Modesto, a menudo, se detenía en
los objetos cotidianos que habían pertenecido a su madre y que ahora habitaban,
huérfanos, a la espera de una palabra que les dotara de identidad, de un
recuerdo que les otorgara sentido. Modesto, en estos momentos, se entristecía
porque entendía el inexorable paso del tiempo; sentía que en cada persona está
presente lo que tiene y lo que no tiene y que esa nivelación entre carencia y abundancia es
la que va marcando el paso por la vida. No se refería exclusivamente al
patrimonio material sino especialmente al intangible, aquel que se muestra en
el decir y en el hacer.
Era la hora de iniciar el ritual
diario de acompañamiento y cuidado con la banda sonora del silbido de la
cafetera marcando la obertura. Modesto se sentía profundamente satisfecho al ser testigo del adiós de su madre.

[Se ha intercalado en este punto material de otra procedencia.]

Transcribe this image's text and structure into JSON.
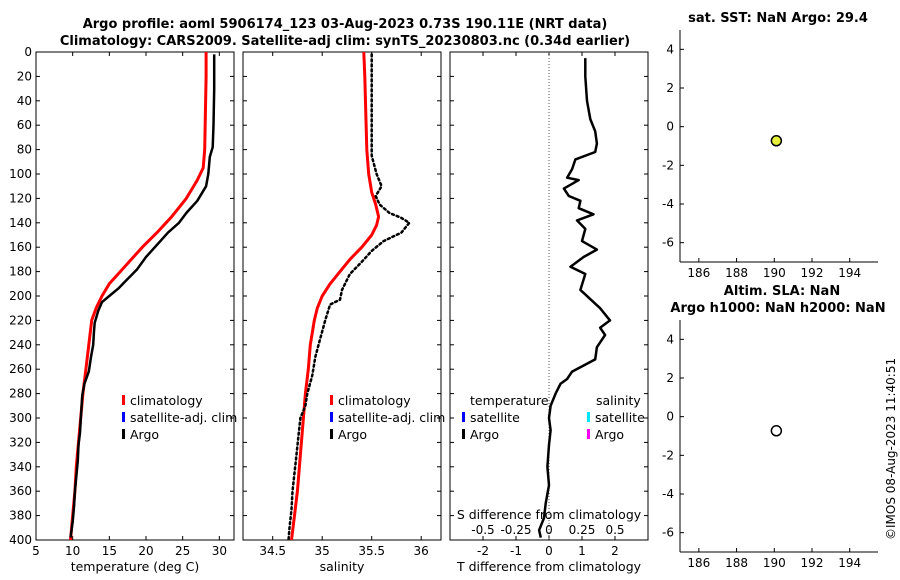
{
  "titles": {
    "line1": "Argo profile: aoml 5906174_123 03-Aug-2023 0.73S 190.11E (NRT data)",
    "line2": "Climatology: CARS2009. Satellite-adj clim: synTS_20230803.nc (0.34d earlier)"
  },
  "stamp": "©IMOS 08-Aug-2023 11:40:51",
  "colors": {
    "climatology": "#ff0000",
    "satellite": "#0000ff",
    "argo": "#000000",
    "sat_salinity": "#00e5ff",
    "argo_salinity_diff": "#ff00ff",
    "marker_fill": "#e6f03c"
  },
  "chart_data": [
    {
      "id": "temperature",
      "type": "line",
      "xlabel": "temperature (deg C)",
      "xlim": [
        5,
        32
      ],
      "xticks": [
        5,
        10,
        15,
        20,
        25,
        30
      ],
      "ylim": [
        0,
        400
      ],
      "yticks": [
        0,
        20,
        40,
        60,
        80,
        100,
        120,
        140,
        160,
        180,
        200,
        220,
        240,
        260,
        280,
        300,
        320,
        340,
        360,
        380,
        400
      ],
      "legend": [
        "climatology",
        "satellite-adj. clim",
        "Argo"
      ],
      "series": [
        {
          "name": "climatology",
          "style": "solid",
          "points": [
            [
              28.2,
              0
            ],
            [
              28.2,
              20
            ],
            [
              28.1,
              50
            ],
            [
              28.0,
              80
            ],
            [
              27.8,
              95
            ],
            [
              27.0,
              105
            ],
            [
              25.5,
              120
            ],
            [
              23.5,
              135
            ],
            [
              21.5,
              148
            ],
            [
              19.5,
              160
            ],
            [
              18,
              170
            ],
            [
              16.5,
              180
            ],
            [
              15,
              190
            ],
            [
              14,
              200
            ],
            [
              13.2,
              210
            ],
            [
              12.6,
              220
            ],
            [
              12.2,
              240
            ],
            [
              11.8,
              260
            ],
            [
              11.4,
              280
            ],
            [
              11.1,
              300
            ],
            [
              10.8,
              320
            ],
            [
              10.5,
              340
            ],
            [
              10.3,
              360
            ],
            [
              10.0,
              380
            ],
            [
              9.7,
              400
            ]
          ]
        },
        {
          "name": "Argo",
          "style": "solid",
          "points": [
            [
              29.3,
              2
            ],
            [
              29.3,
              30
            ],
            [
              29.2,
              60
            ],
            [
              29.1,
              78
            ],
            [
              28.7,
              86
            ],
            [
              28.5,
              100
            ],
            [
              28.2,
              110
            ],
            [
              27.0,
              122
            ],
            [
              25.5,
              132
            ],
            [
              24.5,
              140
            ],
            [
              23,
              148
            ],
            [
              21.5,
              158
            ],
            [
              20,
              168
            ],
            [
              18.8,
              178
            ],
            [
              17.5,
              186
            ],
            [
              16.2,
              194
            ],
            [
              15.0,
              200
            ],
            [
              14.0,
              205
            ],
            [
              13.5,
              212
            ],
            [
              13.0,
              222
            ],
            [
              12.9,
              230
            ],
            [
              12.8,
              240
            ],
            [
              12.5,
              250
            ],
            [
              12.2,
              262
            ],
            [
              11.6,
              272
            ],
            [
              11.3,
              282
            ],
            [
              11.2,
              292
            ],
            [
              11.1,
              302
            ],
            [
              11.0,
              312
            ],
            [
              10.8,
              322
            ],
            [
              10.7,
              335
            ],
            [
              10.5,
              348
            ],
            [
              10.3,
              360
            ],
            [
              10.2,
              372
            ],
            [
              10.0,
              385
            ],
            [
              9.7,
              398
            ]
          ]
        }
      ]
    },
    {
      "id": "salinity",
      "type": "line",
      "xlabel": "salinity",
      "xlim": [
        34.2,
        36.2
      ],
      "xticks": [
        34.5,
        35,
        35.5,
        36
      ],
      "ylim": [
        0,
        400
      ],
      "legend": [
        "climatology",
        "satellite-adj. clim",
        "Argo"
      ],
      "series": [
        {
          "name": "climatology",
          "style": "solid",
          "points": [
            [
              35.42,
              0
            ],
            [
              35.43,
              20
            ],
            [
              35.44,
              50
            ],
            [
              35.45,
              80
            ],
            [
              35.47,
              100
            ],
            [
              35.5,
              115
            ],
            [
              35.54,
              125
            ],
            [
              35.57,
              135
            ],
            [
              35.55,
              142
            ],
            [
              35.5,
              150
            ],
            [
              35.4,
              160
            ],
            [
              35.28,
              170
            ],
            [
              35.18,
              180
            ],
            [
              35.08,
              190
            ],
            [
              35.0,
              200
            ],
            [
              34.95,
              210
            ],
            [
              34.92,
              220
            ],
            [
              34.88,
              240
            ],
            [
              34.86,
              260
            ],
            [
              34.83,
              280
            ],
            [
              34.81,
              300
            ],
            [
              34.79,
              320
            ],
            [
              34.77,
              340
            ],
            [
              34.75,
              360
            ],
            [
              34.72,
              380
            ],
            [
              34.69,
              400
            ]
          ]
        },
        {
          "name": "Argo",
          "style": "dotted",
          "points": [
            [
              35.5,
              2
            ],
            [
              35.5,
              30
            ],
            [
              35.5,
              60
            ],
            [
              35.5,
              85
            ],
            [
              35.55,
              100
            ],
            [
              35.6,
              110
            ],
            [
              35.54,
              118
            ],
            [
              35.58,
              125
            ],
            [
              35.68,
              132
            ],
            [
              35.8,
              136
            ],
            [
              35.88,
              140
            ],
            [
              35.8,
              148
            ],
            [
              35.62,
              155
            ],
            [
              35.5,
              163
            ],
            [
              35.4,
              172
            ],
            [
              35.28,
              182
            ],
            [
              35.2,
              195
            ],
            [
              35.18,
              203
            ],
            [
              35.08,
              207
            ],
            [
              35.03,
              220
            ],
            [
              34.98,
              235
            ],
            [
              34.93,
              250
            ],
            [
              34.9,
              265
            ],
            [
              34.85,
              280
            ],
            [
              34.83,
              290
            ],
            [
              34.78,
              300
            ],
            [
              34.76,
              315
            ],
            [
              34.74,
              330
            ],
            [
              34.72,
              345
            ],
            [
              34.7,
              360
            ],
            [
              34.69,
              375
            ],
            [
              34.67,
              390
            ],
            [
              34.66,
              400
            ]
          ]
        }
      ]
    },
    {
      "id": "difference",
      "type": "line",
      "xlabel": "T difference from climatology",
      "xlabel_top": "S difference from climatology",
      "xlim": [
        -3,
        3
      ],
      "xticks": [
        -2,
        -1,
        0,
        1,
        2
      ],
      "s_ticks": [
        "-0.5",
        "-0.25",
        "0",
        "0.25",
        "0.5"
      ],
      "ylim": [
        0,
        400
      ],
      "legend_left_title": "temperature",
      "legend_left": [
        "satellite",
        "Argo"
      ],
      "legend_right_title": "salinity",
      "legend_right": [
        "satellite",
        "Argo"
      ],
      "series": [
        {
          "name": "T difference",
          "style": "solid",
          "points": [
            [
              1.1,
              5
            ],
            [
              1.1,
              20
            ],
            [
              1.15,
              40
            ],
            [
              1.25,
              55
            ],
            [
              1.4,
              65
            ],
            [
              1.45,
              75
            ],
            [
              1.4,
              82
            ],
            [
              0.8,
              88
            ],
            [
              0.7,
              96
            ],
            [
              0.55,
              103
            ],
            [
              0.9,
              105
            ],
            [
              0.45,
              112
            ],
            [
              0.6,
              118
            ],
            [
              0.95,
              122
            ],
            [
              0.9,
              128
            ],
            [
              1.35,
              133
            ],
            [
              0.85,
              138
            ],
            [
              1.1,
              145
            ],
            [
              1.0,
              155
            ],
            [
              1.45,
              162
            ],
            [
              1.05,
              168
            ],
            [
              0.65,
              176
            ],
            [
              1.1,
              182
            ],
            [
              0.95,
              195
            ],
            [
              1.55,
              210
            ],
            [
              1.85,
              220
            ],
            [
              1.55,
              226
            ],
            [
              1.7,
              232
            ],
            [
              1.45,
              242
            ],
            [
              1.4,
              252
            ],
            [
              0.7,
              262
            ],
            [
              0.55,
              268
            ],
            [
              0.35,
              272
            ],
            [
              0.2,
              280
            ],
            [
              0.05,
              290
            ],
            [
              0.0,
              300
            ],
            [
              0.05,
              310
            ],
            [
              0.0,
              322
            ],
            [
              -0.05,
              340
            ],
            [
              0.0,
              355
            ],
            [
              -0.1,
              370
            ],
            [
              -0.15,
              382
            ],
            [
              -0.3,
              392
            ],
            [
              -0.25,
              398
            ]
          ]
        }
      ]
    },
    {
      "id": "sst",
      "type": "scatter",
      "title": "sat. SST: NaN Argo: 29.4",
      "xlim": [
        185,
        195.5
      ],
      "xticks": [
        186,
        188,
        190,
        192,
        194
      ],
      "ylim": [
        -7,
        5
      ],
      "yticks": [
        -6,
        -4,
        -2,
        0,
        2,
        4
      ],
      "points": [
        {
          "x": 190.11,
          "y": -0.73,
          "filled": true
        }
      ]
    },
    {
      "id": "sla",
      "type": "scatter",
      "title": "Altim. SLA: NaN",
      "title2": "Argo h1000: NaN h2000: NaN",
      "xlim": [
        185,
        195.5
      ],
      "xticks": [
        186,
        188,
        190,
        192,
        194
      ],
      "ylim": [
        -7,
        5
      ],
      "yticks": [
        -6,
        -4,
        -2,
        0,
        2,
        4
      ],
      "points": [
        {
          "x": 190.11,
          "y": -0.73,
          "filled": false
        }
      ]
    }
  ]
}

Aunque triste, estaba en paz y recordó el pensamiento crítico que recogía
la cita de Stendhal en Rojo y Negro cuando
el escritor reflexionaba que un aspecto
triste no resulta de buen tono, lo que hay que tener es, un aspecto aburrido. Si
se está triste es que algo le falta, que algo no le ha salido bien. Es como
mostrarse inferior. Si usted está aburrido, al contrario, lo inferior es
precisamente aquello que ha tratado de distraerlo a usted en vano.Modesto reivindicaba el buen tono de su tristeza parida por el amor.

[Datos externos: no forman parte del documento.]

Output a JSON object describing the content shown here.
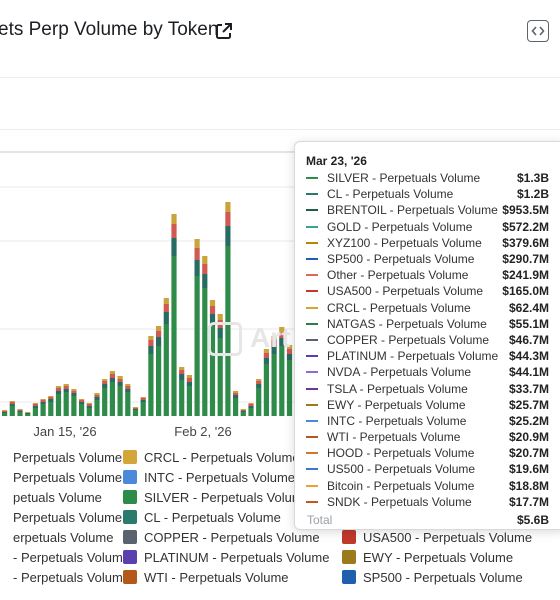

Comenzaba una nueva jornada senil
donde el tiempo oficial, se transformaba, tal como ocurre en el universo
infantil, para instalarse en un presente continuo. Modesto,
triste sin sentirse fracasado, despertó a su madre con una broma cuyo único
objeto era pintar la sonrisa en aquel rostro arrugado y continuó ejerciendo de
oficiante en aquella ceremonia del adiós que incluía, retirada de pañales, baño,
desayuno, escucha atenta ante la insistencia, repetición del mantra que ese día anclara a su madre en el hoy, todos
aquellos achuchones y los piropos que hicieran que los labios maternos se
convirtieran, al menos, en un boceto de alegría. Al pensar esto se sentía
arropado por la calidez del afecto; no experimentaba el frío de la
desesperación ni el aburrimiento de la apatía pues no había horas
suficientes para ardilar momentos de serenidad y bienestar para aquel ser que
estaba dejando de serlo. En un flash back emocional se vio como protagonista de
una lejana película en la que él era el bebé que requería y obtenía cuidados
constantes. Y visionó el final feliz de aquella historia. Por eso, se empeñaba en que esta segunda parte, con los
mismos intérpretes pero en distintos papeles, estuviera a la altura
de la primera. Modesto, hijo, padre y abuelo, era hombre de romper mitos, de
tirar por tierra tópicos, sin estridencias; por eso entendía que la hombría se
definía también con los adjetivos de la ternura, la presencia y el estar. Por
eso, aunque estaba triste, era feliz. Buena semana.